Monday Accident & Lessons Learned: OPG Safety Alert – Well Control Incident – Managing Gas Breakout in SOBM
Safety Alert Number: 258
OGP Safety Alerts http://info.ogp.org.uk/safety
While drilling at a depth of 4747m, the well was shut-in due to an increase in returns with a total gain of 17bbls recorded. The well kill needed an increase in density from 1.40sg to 1.61sg to achieve a stable situation. With the well open the BHA was pumped out to the shoe and tripped 400m to pick up a BOP test tool to perform the post-kill BOP test.
The BOP and choke manifold test were performed as well as some rig maintenance. The BHA was then tripped into the hole and the last 2 stands were washed to bottom. Total pumps-off time without circulation was 44 hours.
Gas levels during the bottoms-up initially peaked at around 14% and then dropped steadily to around 5%. HPHT procedures were being followed and this operation required circulation through the choke for the last 1/3 of the bottoms up. This corresponds to taking returns through the choke after 162m3 is circulated.

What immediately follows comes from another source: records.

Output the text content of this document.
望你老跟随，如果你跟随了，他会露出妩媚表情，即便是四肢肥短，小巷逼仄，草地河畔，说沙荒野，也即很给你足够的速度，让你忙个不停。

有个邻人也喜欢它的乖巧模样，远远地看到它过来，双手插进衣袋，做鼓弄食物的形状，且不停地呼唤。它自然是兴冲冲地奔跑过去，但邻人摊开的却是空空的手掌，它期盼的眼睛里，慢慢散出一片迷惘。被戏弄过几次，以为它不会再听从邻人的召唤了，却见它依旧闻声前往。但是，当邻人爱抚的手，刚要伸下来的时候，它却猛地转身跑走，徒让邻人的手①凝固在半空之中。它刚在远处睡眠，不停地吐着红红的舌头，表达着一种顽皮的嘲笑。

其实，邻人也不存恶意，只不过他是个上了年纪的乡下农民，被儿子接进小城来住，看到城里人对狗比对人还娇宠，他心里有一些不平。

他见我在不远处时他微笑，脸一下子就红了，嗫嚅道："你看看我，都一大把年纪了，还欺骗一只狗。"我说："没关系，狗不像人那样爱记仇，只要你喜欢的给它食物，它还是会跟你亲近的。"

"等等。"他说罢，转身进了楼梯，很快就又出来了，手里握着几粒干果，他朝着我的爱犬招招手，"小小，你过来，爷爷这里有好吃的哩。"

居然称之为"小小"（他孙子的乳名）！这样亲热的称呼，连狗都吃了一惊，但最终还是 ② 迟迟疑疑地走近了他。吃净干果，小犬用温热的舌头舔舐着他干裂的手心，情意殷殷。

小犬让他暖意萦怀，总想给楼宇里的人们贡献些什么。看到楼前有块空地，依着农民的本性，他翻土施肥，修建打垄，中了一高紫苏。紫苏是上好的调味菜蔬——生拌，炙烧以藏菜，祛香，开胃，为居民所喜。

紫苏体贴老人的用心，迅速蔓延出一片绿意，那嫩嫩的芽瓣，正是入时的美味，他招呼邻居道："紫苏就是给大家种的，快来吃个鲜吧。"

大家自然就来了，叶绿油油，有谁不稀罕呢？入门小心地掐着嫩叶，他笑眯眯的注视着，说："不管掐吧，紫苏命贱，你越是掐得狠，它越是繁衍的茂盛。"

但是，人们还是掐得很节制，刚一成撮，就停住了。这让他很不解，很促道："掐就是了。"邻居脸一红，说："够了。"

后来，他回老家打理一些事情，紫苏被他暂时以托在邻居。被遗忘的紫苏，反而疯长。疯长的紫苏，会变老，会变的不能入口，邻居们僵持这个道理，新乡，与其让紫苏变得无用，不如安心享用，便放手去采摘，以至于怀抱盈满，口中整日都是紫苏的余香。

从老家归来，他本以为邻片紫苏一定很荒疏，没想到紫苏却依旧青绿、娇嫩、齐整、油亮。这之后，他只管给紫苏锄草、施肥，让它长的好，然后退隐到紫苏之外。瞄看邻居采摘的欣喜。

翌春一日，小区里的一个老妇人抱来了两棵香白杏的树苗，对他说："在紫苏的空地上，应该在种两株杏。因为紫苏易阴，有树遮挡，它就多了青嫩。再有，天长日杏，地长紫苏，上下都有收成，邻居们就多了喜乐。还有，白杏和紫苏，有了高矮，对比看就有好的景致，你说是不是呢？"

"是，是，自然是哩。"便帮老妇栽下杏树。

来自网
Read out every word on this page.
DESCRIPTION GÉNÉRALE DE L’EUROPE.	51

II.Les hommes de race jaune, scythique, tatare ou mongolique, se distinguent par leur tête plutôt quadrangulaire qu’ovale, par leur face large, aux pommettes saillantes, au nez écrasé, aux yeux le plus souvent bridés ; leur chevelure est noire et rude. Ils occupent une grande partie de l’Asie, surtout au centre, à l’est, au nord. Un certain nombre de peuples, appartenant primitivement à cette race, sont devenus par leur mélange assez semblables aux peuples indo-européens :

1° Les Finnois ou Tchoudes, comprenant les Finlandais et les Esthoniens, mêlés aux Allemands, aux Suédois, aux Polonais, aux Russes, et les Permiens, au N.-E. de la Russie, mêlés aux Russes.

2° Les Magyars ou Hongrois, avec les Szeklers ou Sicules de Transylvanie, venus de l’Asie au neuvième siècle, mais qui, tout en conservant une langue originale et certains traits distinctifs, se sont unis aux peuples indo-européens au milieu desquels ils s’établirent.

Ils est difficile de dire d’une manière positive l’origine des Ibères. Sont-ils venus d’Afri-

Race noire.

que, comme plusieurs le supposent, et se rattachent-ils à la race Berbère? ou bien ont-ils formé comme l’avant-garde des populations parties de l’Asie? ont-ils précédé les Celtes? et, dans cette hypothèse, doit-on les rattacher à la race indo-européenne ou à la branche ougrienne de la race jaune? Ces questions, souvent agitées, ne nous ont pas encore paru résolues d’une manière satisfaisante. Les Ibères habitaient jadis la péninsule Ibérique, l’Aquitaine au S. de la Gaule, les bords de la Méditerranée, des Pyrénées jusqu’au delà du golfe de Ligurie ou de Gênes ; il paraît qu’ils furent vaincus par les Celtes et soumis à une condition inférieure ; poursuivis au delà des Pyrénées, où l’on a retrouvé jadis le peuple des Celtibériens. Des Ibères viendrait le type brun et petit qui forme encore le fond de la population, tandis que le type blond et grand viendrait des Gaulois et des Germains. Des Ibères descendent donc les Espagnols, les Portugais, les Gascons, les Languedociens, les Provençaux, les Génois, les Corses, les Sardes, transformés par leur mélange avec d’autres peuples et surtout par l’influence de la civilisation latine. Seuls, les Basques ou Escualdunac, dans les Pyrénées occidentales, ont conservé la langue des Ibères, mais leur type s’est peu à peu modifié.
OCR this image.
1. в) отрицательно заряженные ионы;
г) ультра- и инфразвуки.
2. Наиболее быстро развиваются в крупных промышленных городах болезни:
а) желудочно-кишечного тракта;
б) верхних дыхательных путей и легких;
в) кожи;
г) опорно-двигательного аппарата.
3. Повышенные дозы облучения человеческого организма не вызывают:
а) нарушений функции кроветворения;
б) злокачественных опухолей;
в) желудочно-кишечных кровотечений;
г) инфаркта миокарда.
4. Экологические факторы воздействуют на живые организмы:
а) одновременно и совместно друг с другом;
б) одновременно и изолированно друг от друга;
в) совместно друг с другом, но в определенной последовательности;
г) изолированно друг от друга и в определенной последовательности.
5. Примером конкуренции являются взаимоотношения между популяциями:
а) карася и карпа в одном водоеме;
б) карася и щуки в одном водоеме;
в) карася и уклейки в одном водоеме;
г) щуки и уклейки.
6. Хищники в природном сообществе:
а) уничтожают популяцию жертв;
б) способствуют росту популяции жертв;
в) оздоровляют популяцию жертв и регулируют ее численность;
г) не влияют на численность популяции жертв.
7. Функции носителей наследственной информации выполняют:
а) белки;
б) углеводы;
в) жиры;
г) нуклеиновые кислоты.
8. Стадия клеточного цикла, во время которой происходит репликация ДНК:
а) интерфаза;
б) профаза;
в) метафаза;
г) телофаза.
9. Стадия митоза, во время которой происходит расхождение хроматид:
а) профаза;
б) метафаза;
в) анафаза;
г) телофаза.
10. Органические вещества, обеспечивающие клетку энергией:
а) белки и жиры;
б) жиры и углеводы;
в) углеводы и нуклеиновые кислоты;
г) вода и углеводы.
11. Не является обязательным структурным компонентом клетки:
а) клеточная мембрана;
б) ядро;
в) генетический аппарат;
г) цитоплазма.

After 124 cubic metres of the bottoms-up had been pumped the gas detector at the bell nipple was triggered. Simultaneously, mud started to be pushed up out of the hole, reaching a height of around 1 joint above the drill floor. The flow continued for around 30 seconds corresponding to a bubble of gas exiting the riser. The pumps and rotation were shut down, followed by closure of the diverter, annular and upper pipe rams. Approximately 2bbls of SBM were lost over-board through the diverter line. The flow stopped by itself after just a few seconds and casing pressure was recorded as zero. No-one was on the drill floor at the time and no movement, damage or displacement of equipment occurred.
After verifying that there was no flow (monitored on the stripping tank) the diverter was opened and 10 cubic metres of mud used to refill the riser, equal to a drop in height of 56m.
The riser was circulated to fresh mud with maximum gas levels recorded at 54%. This was followed by a full bottoms up through the choke.
A full muster of POB was conducted due to the gas alarms being triggered.
What Went Wrong?
Conclusion – An undetected influx was swabbed into the well during the BOP test which was then circulated up inadvertently though a non-closed system breaking out in the riser.
- Stroke counter was reset to zero after washing 3 stands to bottom (this resulted in 136 cubic metres of circulation not being accounted for in the bottoms up monitoring).
- Review of Monitoring While Drilling Annular Pressure memory logs identified several swabbing events identified – main event was when the BOP test tool was POOH from the wellhead – ESD as measured by APWD dropped to 1.59sg on 10 or 11 occasions.
- Swabbing was exacerbated by Kill Weight Mud not having sufficient margin above PP.
Corrective Actions and Recommendations:
- Take into account all washing to bottom for any circulation where bottoms up is to be via choke.
- Tool Pushers shall cross check the bottoms up calculation and joint agreement on reset of the stroke counter.
- All BHA tripping speeds to be modeled so that potential swabbing operations are identified and so that tripping speed limits can be specified.
- Verify, when possible, actual swabbing magnitude using PWD memory logs (ie after a trip out of the hole).
- Pumping out (even inside liner/casing) shall be considered in tight tolerance liner/drilling BHA. Modeling shall be used to underpin the decision.